Many of them relate to a key issue of the time: slavery and abolition.
"The series is about all these things were being talked about in our country at the time, and are still important now," said Barbara Oehlschlaeger-Garvey, curator of the Early American Museum in Mahomet, another sponsor of the series.
Other sponsors include the Illinois Humanities Council, the National Council of Negro Women, the Lovejoy Society honoring abolitionist Owen Lovejoy and the Douglass Branch Library in Champaign.
The Goose Pond Lecture Series begins at 2 p.m. Saturday with "African Americans in Frontier Illinois," delivered by Illinois Wesleyan University Professor James Simeone.
He will discuss freed blacks and fugitive slaves in Illinois before the Civil War, an issue that Lincoln worked on as a lawyer – at least once defending the rights of a slave owner trying to get back a runaway.
Simeone said Tuesday that blacks were, in theory, free in Illinois, but faced restrictions on their lives and liberties.
"The Black Code made it illegal for African-Americans to meet together in public in groups larger than three," Simeone said. "They couldn't serve on juries or testify against white people. It was illegal to immigrate here. If you did come here, you had to provide a bond of $1,000."
Illinois was settled by Southerners, like Lincoln, who were often sympathetic to the institution of slavery, he said.
Simeone said they wrote a constitution that allowed a form of slavery, indentured servitude, where masters made their former slaves sign contracts of 30, 40 or 50 years. They were forced to abide by rules they had no control over, he said.
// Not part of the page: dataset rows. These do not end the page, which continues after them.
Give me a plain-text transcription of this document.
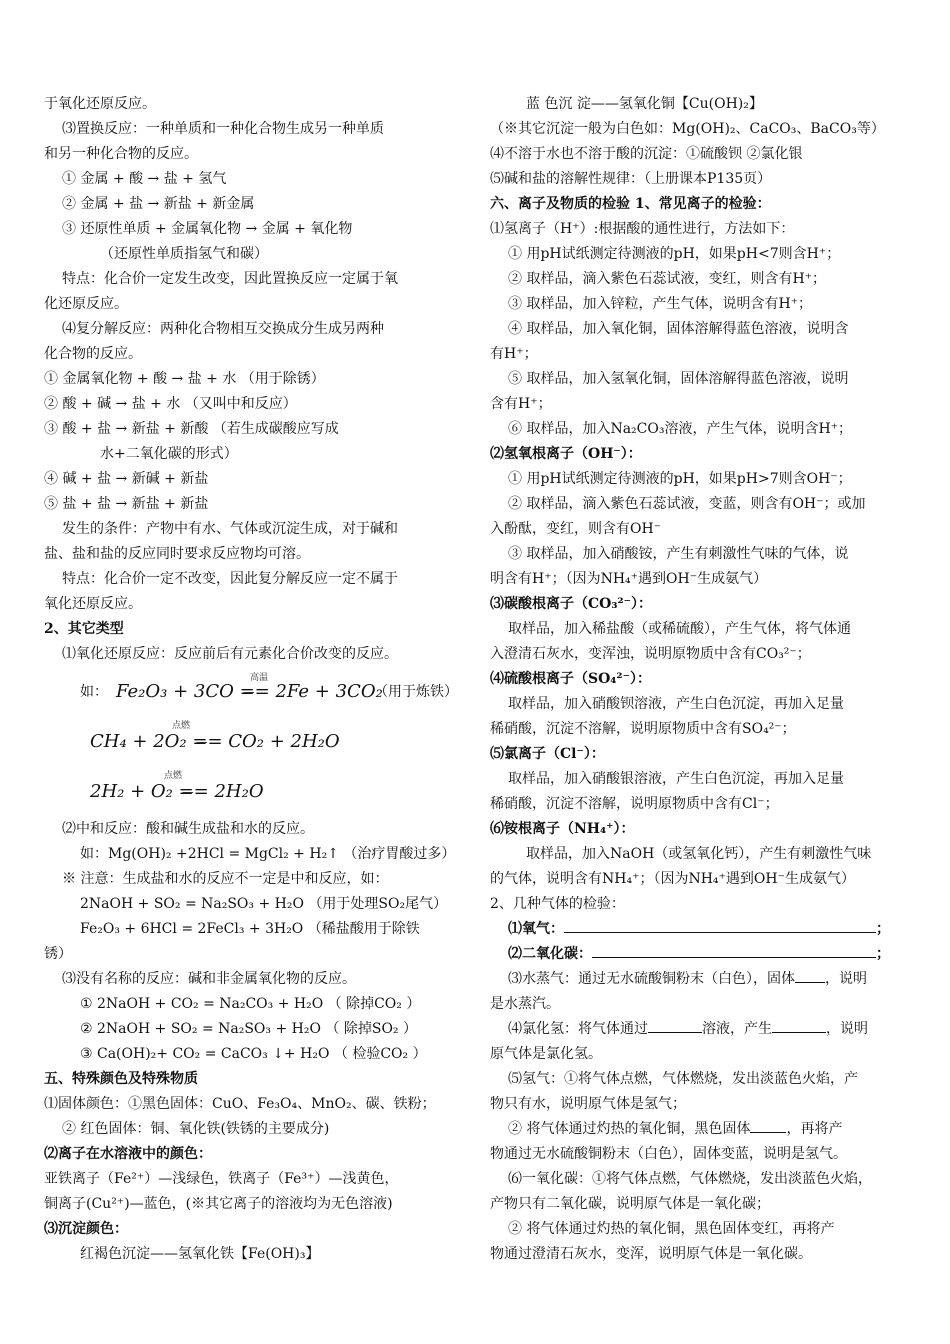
于氧化还原反应。
⑶置换反应：一种单质和一种化合物生成另一种单质
和另一种化合物的反应。
① 金属 + 酸 → 盐 + 氢气
② 金属 + 盐 → 新盐 + 新金属
③ 还原性单质 + 金属氧化物 → 金属 + 氧化物
（还原性单质指氢气和碳）
特点：化合价一定发生改变，因此置换反应一定属于氧
化还原反应。
⑷复分解反应：两种化合物相互交换成分生成另两种
化合物的反应。
① 金属氧化物 + 酸 → 盐 + 水 （用于除锈）
② 酸 + 碱 → 盐 + 水 （又叫中和反应）
③ 酸 + 盐 → 新盐 + 新酸 （若生成碳酸应写成
水+二氧化碳的形式）
④ 碱 + 盐 → 新碱 + 新盐
⑤ 盐 + 盐 → 新盐 + 新盐
发生的条件：产物中有水、气体或沉淀生成，对于碱和
盐、盐和盐的反应同时要求反应物均可溶。
特点：化合价一定不改变，因此复分解反应一定不属于
氧化还原反应。
2、其它类型
⑴氧化还原反应：反应前后有元素化合价改变的反应。
如：
高温
Fe₂O₃ + 3CO =̶= 2Fe + 3CO₂
（用于炼铁）
点燃
CH₄ + 2O₂ =̶= CO₂ + 2H₂O
点燃
2H₂ + O₂ =̶= 2H₂O
⑵中和反应：酸和碱生成盐和水的反应。
如：Mg(OH)₂ +2HCl = MgCl₂ + H₂↑ （治疗胃酸过多）
※ 注意：生成盐和水的反应不一定是中和反应，如：
2NaOH + SO₂ = Na₂SO₃ + H₂O （用于处理SO₂尾气）
Fe₂O₃ + 6HCl = 2FeCl₃ + 3H₂O （稀盐酸用于除铁
锈）
⑶没有名称的反应：碱和非金属氧化物的反应。
① 2NaOH + CO₂ = Na₂CO₃ + H₂O （ 除掉CO₂ ）
② 2NaOH + SO₂ = Na₂SO₃ + H₂O （ 除掉SO₂ ）
③ Ca(OH)₂+ CO₂ = CaCO₃ ↓+ H₂O （ 检验CO₂ ）
五、特殊颜色及特殊物质
⑴固体颜色：①黑色固体：CuO、Fe₃O₄、MnO₂、碳、铁粉；
② 红色固体：铜、氧化铁(铁锈的主要成分)
⑵离子在水溶液中的颜色：
亚铁离子（Fe²⁺）—浅绿色，铁离子（Fe³⁺）—浅黄色，
铜离子(Cu²⁺)—蓝色，(※其它离子的溶液均为无色溶液)
⑶沉淀颜色：
红褐色沉淀——氢氧化铁【Fe(OH)₃】
蓝 色沉 淀——氢氧化铜【Cu(OH)₂】
（※其它沉淀一般为白色如：Mg(OH)₂、CaCO₃、BaCO₃等）
⑷不溶于水也不溶于酸的沉淀：①硫酸钡 ②氯化银
⑸碱和盐的溶解性规律：（上册课本P135页）
六、离子及物质的检验 1、常见离子的检验：
⑴氢离子（H⁺）:根据酸的通性进行，方法如下：
① 用pH试纸测定待测液的pH，如果pH<7则含H⁺；
② 取样品，滴入紫色石蕊试液，变红，则含有H⁺；
③ 取样品，加入锌粒，产生气体，说明含有H⁺；
④ 取样品，加入氧化铜，固体溶解得蓝色溶液，说明含
有H⁺；
⑤ 取样品，加入氢氧化铜，固体溶解得蓝色溶液，说明
含有H⁺；
⑥ 取样品，加入Na₂CO₃溶液，产生气体，说明含H⁺；
⑵氢氧根离子（OH⁻）：
① 用pH试纸测定待测液的pH，如果pH>7则含OH⁻；
② 取样品，滴入紫色石蕊试液，变蓝，则含有OH⁻；或加
入酚酞，变红，则含有OH⁻
③ 取样品，加入硝酸铵，产生有刺激性气味的气体，说
明含有H⁺；（因为NH₄⁺遇到OH⁻生成氨气）
⑶碳酸根离子（CO₃²⁻）：
取样品，加入稀盐酸（或稀硫酸），产生气体，将气体通
入澄清石灰水，变浑浊，说明原物质中含有CO₃²⁻；
⑷硫酸根离子（SO₄²⁻）：
取样品，加入硝酸钡溶液，产生白色沉淀，再加入足量
稀硝酸，沉淀不溶解，说明原物质中含有SO₄²⁻；
⑸氯离子（Cl⁻）：
取样品，加入硝酸银溶液，产生白色沉淀，再加入足量
稀硝酸，沉淀不溶解，说明原物质中含有Cl⁻；
⑹铵根离子（NH₄⁺）：
取样品，加入NaOH（或氢氧化钙），产生有刺激性气味
的气体，说明含有NH₄⁺；（因为NH₄⁺遇到OH⁻生成氨气）
2、几种气体的检验：
⑴氧气：	；
⑵二氧化碳：	；
⑶水蒸气：通过无水硫酸铜粉末（白色），固体 ，说明
是水蒸汽。
⑷氯化氢：将气体通过	溶液，产生	，说明
原气体是氯化氢。
⑸氢气：①将气体点燃，气体燃烧，发出淡蓝色火焰，产
物只有水，说明原气体是氢气；
② 将气体通过灼热的氧化铜，黑色固体	，再将产
物通过无水硫酸铜粉末（白色），固体变蓝，说明是氢气。
⑹一氧化碳：①将气体点燃，气体燃烧，发出淡蓝色火焰，
产物只有二氧化碳，说明原气体是一氧化碳；
② 将气体通过灼热的氧化铜，黑色固体变红，再将产
物通过澄清石灰水，变浑，说明原气体是一氧化碳。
For the former slaves, this created a fatalistic and individualistic culture, where they tended to live on their own and keep out of the sight of white people, said Simeone, author of "Democracy and Slavery in Frontier Illinois," a 2000 book.
Other scheduled lectures in series
"Bring on your Arguments, Gentlemen: Women's Rights & Abolition," by Professor Stacey Robertson of Bradley University: 2 p.m. March 7, Community United Church of Christ, 805 S. Sixth St., C.
"Illinois in the 1850s: Chipping Away at Racism," by Jane Ann Moore of United Church of Christ and the Lovejoy Society: 2 p.m. March 21, Early American Museum, Mahomet.
"How Abraham Lincoln Held the Rag-Tag Coalition Together," by Bill Moore of United Church of Christ and the Lovejoy Society: 3:15 p.m. March 21, Early American Museum.
"The Underground Railroad in Illinois," by Owen Mulder of the Underground Railroad Freedom Center at Knox College: 2 p.m. April 4, Douglass Branch Library, 504 E. Grove St., C.
The Early American Museum, part of the Champaign County Forest Preserve District, is on Illinois 47 a half-mile north of Interstate 74 in Mahomet.